People often get upset when you teach them what is in the Bible rather than what they presume is in the Bible.
When we begin to glimpse the reality of God, the natural reaction is to worship him. Not to have that reaction is a fairly sure sign that we haven't yet really understood who he is or what he's done.
Our task as image-bearing, God-loving, Christ-shaped, Spirit-filled Christians, following Christ and shaping our world, is to announce redemption to a world that has discovered its fallenness, to announce healing to a world that has discovered its brokenness, to proclaim love and trust to a world that knows only exploitation, fear and suspicion.
It's not great faith you need; it is faith in a great God.
The closer you get to the truth, the clearer becomes the beauty, and the more you will find worship welling up within you. That's why theology and worship belong together.
What we are seeing in America is the creaky old age of an eighteenth-century settlement, deemed at the time to be the new flowering of humankind-come-of-age (the 'Enlightenment') and so deemed to be above revision. At this point the urgent need is for prayer and prophecy.
If you want to know who God is, look at Jesus. If you want to know what it means to be human, look at Jesus. If you want to know what love is, look at Jesus. If you want to know what grief is, look at Jesus. And go on looking until you’re not just a spectator, but you’re actually part of the drama which has him as the central character.
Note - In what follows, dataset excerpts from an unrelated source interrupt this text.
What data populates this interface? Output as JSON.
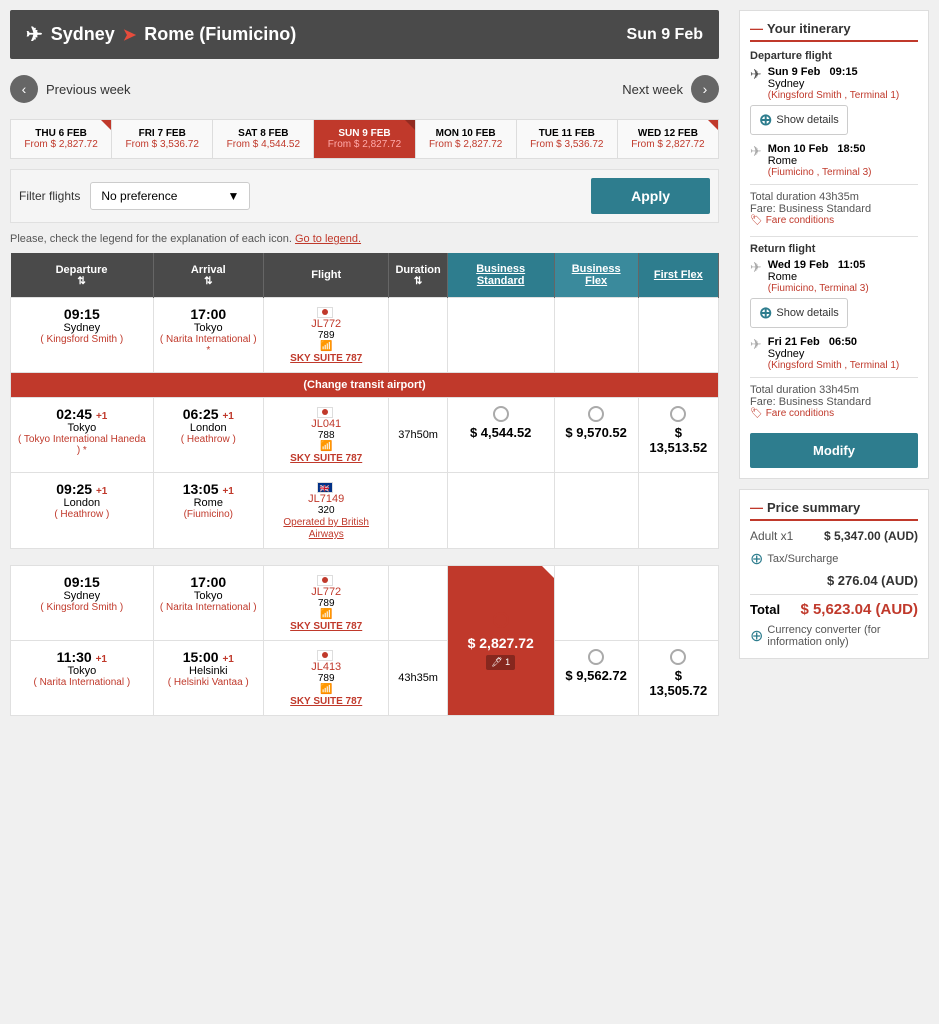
{
  "route": {
    "origin": "Sydney",
    "destination": "Rome (Fiumicino)",
    "date": "Sun 9 Feb",
    "plane_icon": "✈"
  },
  "week_nav": {
    "prev_label": "Previous week",
    "next_label": "Next week"
  },
  "dates": [
    {
      "day": "THU",
      "num": "6",
      "month": "FEB",
      "price": "From $ 2,827.72",
      "selected": false,
      "flag": true
    },
    {
      "day": "FRI",
      "num": "7",
      "month": "FEB",
      "price": "From $ 3,536.72",
      "selected": false,
      "flag": false
    },
    {
      "day": "SAT",
      "num": "8",
      "month": "FEB",
      "price": "From $ 4,544.52",
      "selected": false,
      "flag": false
    },
    {
      "day": "SUN",
      "num": "9",
      "month": "FEB",
      "price": "From $ 2,827.72",
      "selected": true,
      "flag": true
    },
    {
      "day": "MON",
      "num": "10",
      "month": "FEB",
      "price": "From $ 2,827.72",
      "selected": false,
      "flag": false
    },
    {
      "day": "TUE",
      "num": "11",
      "month": "FEB",
      "price": "From $ 3,536.72",
      "selected": false,
      "flag": false
    },
    {
      "day": "WED",
      "num": "12",
      "month": "FEB",
      "price": "From $ 2,827.72",
      "selected": false,
      "flag": true
    }
  ],
  "filter": {
    "label": "Filter flights",
    "value": "No preference",
    "apply_label": "Apply"
  },
  "legend_note": "Please, check the legend for the explanation of each icon.",
  "legend_link": "Go to legend.",
  "table": {
    "headers": {
      "departure": "Departure",
      "arrival": "Arrival",
      "flight": "Flight",
      "duration": "Duration",
      "business_standard": "Business Standard",
      "business_flex": "Business Flex",
      "first_flex": "First Flex"
    },
    "rows": [
      {
        "group": 1,
        "segments": [
          {
            "departure_time": "09:15",
            "departure_city": "Sydney",
            "departure_airport": "( Kingsford Smith )",
            "arrival_time": "17:00",
            "arrival_city": "Tokyo",
            "arrival_airport": "( Narita International )*",
            "flight_num": "JL772",
            "aircraft": "789",
            "wifi": true,
            "suite": "SKY SUITE 787",
            "flag": "japan",
            "plus_day_dep": null,
            "plus_day_arr": null
          }
        ],
        "transit": "(Change transit airport)",
        "segments2": [
          {
            "departure_time": "02:45",
            "departure_plus": "+1",
            "departure_city": "Tokyo",
            "departure_airport": "( Tokyo International Haneda )*",
            "arrival_time": "06:25",
            "arrival_plus": "+1",
            "arrival_city": "London",
            "arrival_airport": "( Heathrow )",
            "flight_num": "JL041",
            "aircraft": "788",
            "wifi": true,
            "suite": "SKY SUITE 787",
            "flag": "japan",
            "duration": "37h50m",
            "price_bs": "$ 4,544.52",
            "price_bf": "$ 9,570.52",
            "price_ff": "$ 13,513.52",
            "selected": false
          },
          {
            "departure_time": "09:25",
            "departure_plus": "+1",
            "departure_city": "London",
            "departure_airport": "( Heathrow )",
            "arrival_time": "13:05",
            "arrival_plus": "+1",
            "arrival_city": "Rome",
            "arrival_airport": "(Fiumicino)",
            "flight_num": "JL7149",
            "aircraft": "320",
            "wifi": false,
            "suite": null,
            "flag": "japan",
            "operated_by": "Operated by British Airways",
            "duration": null,
            "price_bs": null,
            "price_bf": null,
            "price_ff": null
          }
        ]
      },
      {
        "group": 2,
        "segments": [
          {
            "departure_time": "09:15",
            "departure_city": "Sydney",
            "departure_airport": "( Kingsford Smith )",
            "arrival_time": "17:00",
            "arrival_city": "Tokyo",
            "arrival_airport": "( Narita International )",
            "flight_num": "JL772",
            "aircraft": "789",
            "wifi": true,
            "suite": "SKY SUITE 787",
            "flag": "japan",
            "duration": null,
            "price_bs": null,
            "price_bf": null,
            "price_ff": null
          },
          {
            "departure_time": "11:30",
            "departure_plus": "+1",
            "departure_city": "Tokyo",
            "departure_airport": "( Narita International )",
            "arrival_time": "15:00",
            "arrival_plus": "+1",
            "arrival_city": "Helsinki",
            "arrival_airport": "( Helsinki Vantaa )",
            "flight_num": "JL413",
            "aircraft": "789",
            "wifi": true,
            "suite": "SKY SUITE 787",
            "flag": "japan",
            "duration": "43h35m",
            "price_bs": "$ 2,827.72",
            "price_bf": "$ 9,562.72",
            "price_ff": "$ 13,505.72",
            "selected": true,
            "badge": "1"
          }
        ]
      }
    ]
  },
  "itinerary": {
    "title": "Your itinerary",
    "departure_flight": {
      "label": "Departure flight",
      "segments": [
        {
          "date": "Sun 9 Feb",
          "time": "09:15",
          "city": "Sydney",
          "airport": "(Kingsford Smith , Terminal 1)"
        },
        {
          "date": "Mon 10 Feb",
          "time": "18:50",
          "city": "Rome",
          "airport": "(Fiumicino , Terminal 3)"
        }
      ],
      "show_details": "Show details",
      "total_duration": "Total duration 43h35m",
      "fare": "Fare: Business Standard",
      "fare_conditions": "Fare conditions"
    },
    "return_flight": {
      "label": "Return flight",
      "segments": [
        {
          "date": "Wed 19 Feb",
          "time": "11:05",
          "city": "Rome",
          "airport": "(Fiumicino, Terminal 3)"
        },
        {
          "date": "Fri 21 Feb",
          "time": "06:50",
          "city": "Sydney",
          "airport": "(Kingsford Smith , Terminal 1)"
        }
      ],
      "show_details": "Show details",
      "total_duration": "Total duration 33h45m",
      "fare": "Fare: Business Standard",
      "fare_conditions": "Fare conditions"
    },
    "modify_label": "Modify"
  },
  "price_summary": {
    "title": "Price summary",
    "adult": "Adult x1",
    "adult_price": "$ 5,347.00 (AUD)",
    "tax_label": "Tax/Surcharge",
    "tax_price": "$ 276.04 (AUD)",
    "total_label": "Total",
    "total_price": "$ 5,623.04 (AUD)",
    "currency_converter": "Currency converter (for information only)"
  }
}
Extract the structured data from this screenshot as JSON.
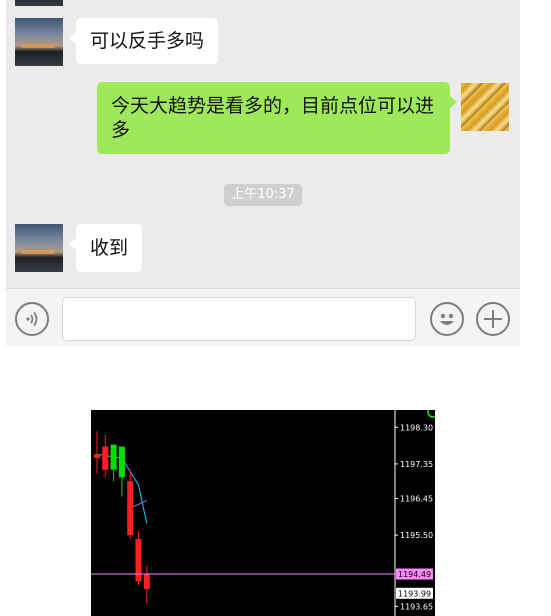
{
  "chat": {
    "messages": [
      {
        "side": "left",
        "text": "可以反手多吗"
      },
      {
        "side": "right",
        "line1": "今天大趋势是看多的，目前点位可以进",
        "line2": "多"
      },
      {
        "side": "left",
        "text": "收到"
      }
    ],
    "timestamp": "上午10:37",
    "input": {
      "value": "",
      "placeholder": ""
    }
  },
  "colors": {
    "chat_bg": "#ebebeb",
    "bubble_me": "#9ee85a",
    "bubble_other": "#ffffff",
    "bull_candle": "#00e000",
    "bear_candle": "#ff1f1f",
    "current_price_line": "#ff88ff"
  },
  "icons": {
    "voice": "voice-icon",
    "emoji": "emoji-icon",
    "plus": "plus-icon"
  },
  "chart_data": {
    "type": "candlestick",
    "y_range": [
      1193.4,
      1198.75
    ],
    "price_ticks": [
      "1198.30",
      "1197.35",
      "1196.45",
      "1195.50",
      "1193.65"
    ],
    "current_price": "1194.49",
    "bid_label": "1193.99",
    "candles": [
      {
        "o": 1197.6,
        "h": 1198.2,
        "l": 1197.1,
        "c": 1197.5
      },
      {
        "o": 1197.8,
        "h": 1198.1,
        "l": 1197.0,
        "c": 1197.2
      },
      {
        "o": 1197.2,
        "h": 1197.7,
        "l": 1196.9,
        "c": 1197.85
      },
      {
        "o": 1197.0,
        "h": 1197.4,
        "l": 1196.5,
        "c": 1197.8
      },
      {
        "o": 1196.9,
        "h": 1197.2,
        "l": 1195.4,
        "c": 1195.5
      },
      {
        "o": 1195.4,
        "h": 1195.6,
        "l": 1194.2,
        "c": 1194.3
      },
      {
        "o": 1194.5,
        "h": 1194.7,
        "l": 1193.7,
        "c": 1194.1
      }
    ],
    "ma_cyan": [
      [
        0,
        1197.6
      ],
      [
        3,
        1197.5
      ],
      [
        5,
        1196.8
      ],
      [
        6,
        1195.8
      ]
    ],
    "ma_purple": [
      [
        4,
        1196.2
      ],
      [
        6,
        1196.4
      ]
    ]
  }
}
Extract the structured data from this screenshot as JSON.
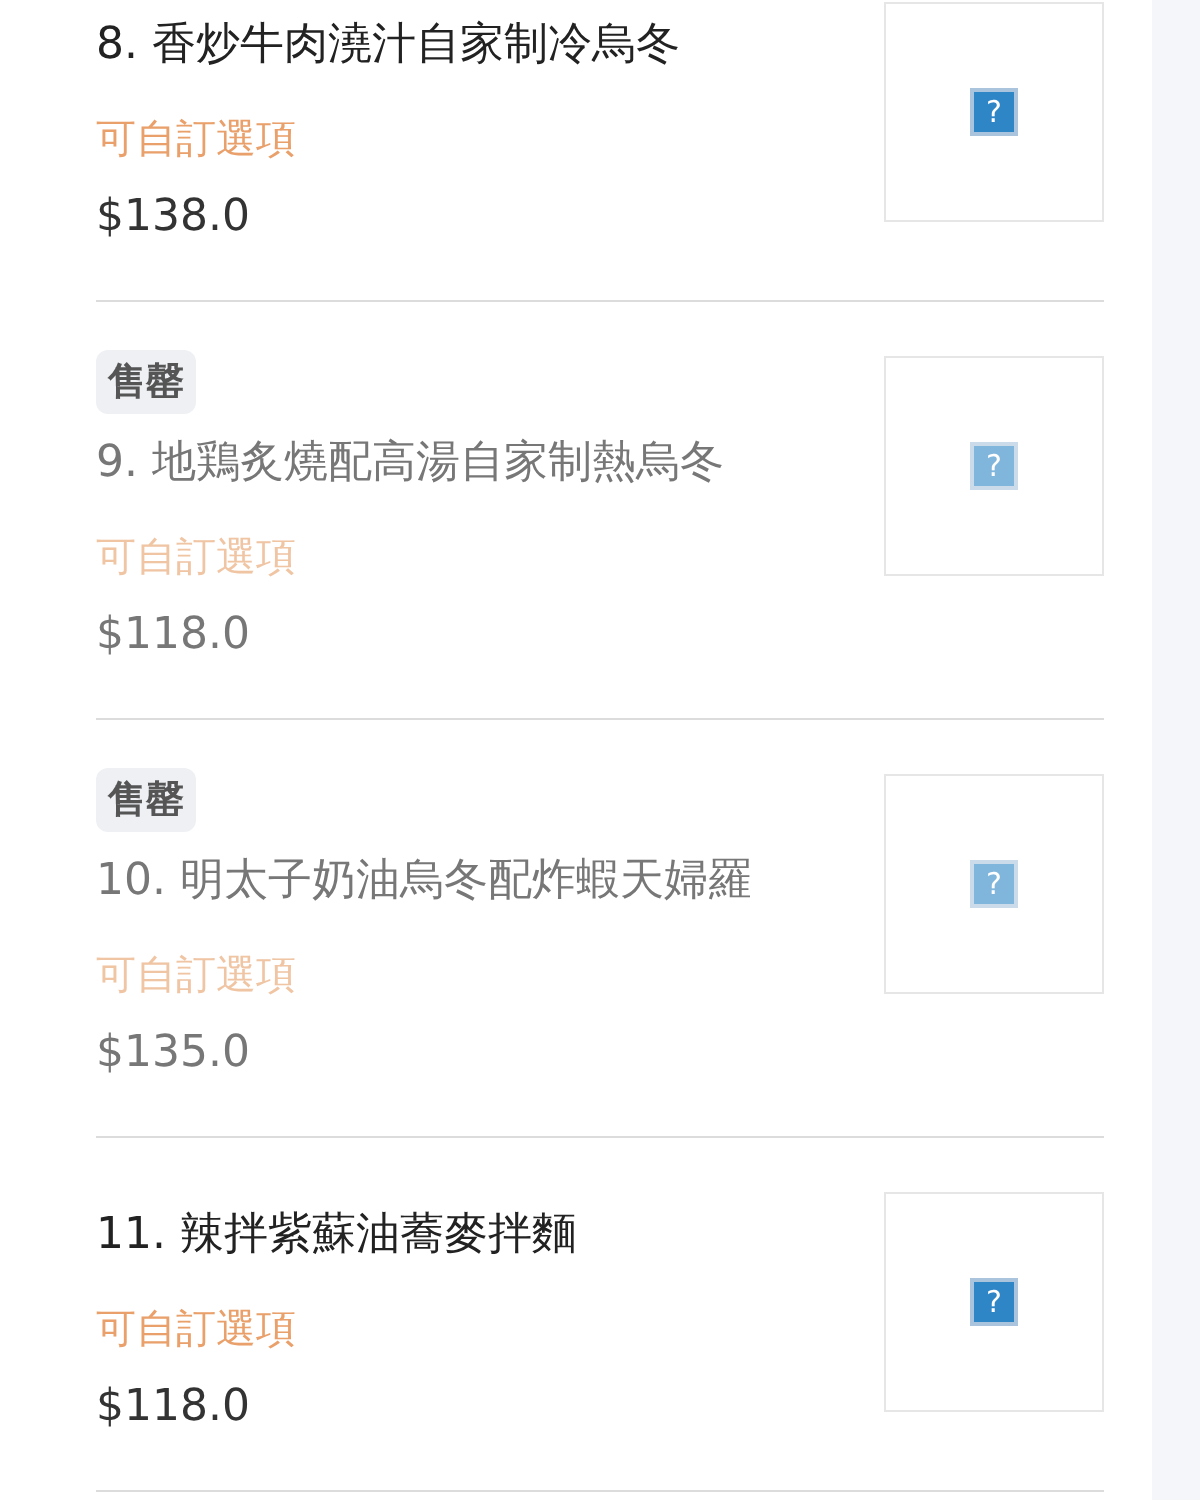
{
  "menu_items": [
    {
      "title": "8. 香炒牛肉澆汁自家制冷烏冬",
      "options": "可自訂選項",
      "price": "$138.0",
      "sold_out": false,
      "image_icon": "?"
    },
    {
      "badge": "售罄",
      "title": "9. 地鶏炙燒配高湯自家制熱烏冬",
      "options": "可自訂選項",
      "price": "$118.0",
      "sold_out": true,
      "image_icon": "?"
    },
    {
      "badge": "售罄",
      "title": "10. 明太子奶油烏冬配炸蝦天婦羅",
      "options": "可自訂選項",
      "price": "$135.0",
      "sold_out": true,
      "image_icon": "?"
    },
    {
      "title": "11. 辣拌紫蘇油蕎麥拌麵",
      "options": "可自訂選項",
      "price": "$118.0",
      "sold_out": false,
      "image_icon": "?"
    }
  ]
}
God's plan is not to abandon this world, the world which he said was "very good." Rather, he intends to remake it. And when he does he will raise all his people to new bodily life to live in it. That is the promise of the Christian gospel.
From where many of us in the U.K. sit, American politics is hopelessly polarized. All kinds of issues get bundled up into two great heaps. The rest of the world, today and across the centuries, simply doesn't see things in this horribly oversimplified way.
Jesus's resurrection is the beginning of God's new project not to snatch people away from earth to heaven but to colonize earth with the life of heaven. That, after all, is what the Lord's Prayer is about.
Wherever St. Paul went, there was a riot. Wherever I go, they serve tea.
Tolerance is a cheap, low-grade parody of love. Tolerance is not a great virtue to aspire to. Love is much tougher and harder.
You become like what you worship. When you gaze in awe, admiration, and wonder at something or someone, you begin to take on something of the character of the object of your worship.
God's kingdom is launched through Jesus and particularly through his death and resurrection; but, by the Spirit, this kingdom is not an escape from the present world but rather its transformation, already in the present (starting with Jesus' resurrection) and in the ultimate future (the new heaven and earth including our own resurrection).
True worship is open to God, adoring God, waiting for God, trusting God even in the dark.
Jesus doesn't give an explanation for the pain and sorrow of the world. He comes where the pain is most acute and takes it upon himself. Jesus doesn't explain why there is suffering, illness, and death in the world. He brings healing and hope. He doesn't allow the problem of evil to be the subject of a seminar. He allows evil to do its worst to him. He exhausts it, drains its power, and emerges with new life.
Our culture is so fixated on dying and going to heaven when the whole Scripture is about heaven coming to earth.
Worship is love on its knees before the beloved; just as mission is love on its feet to serve the beloved
The cross is the surest, truest and deepest window on the very heart and character of the living and loving God.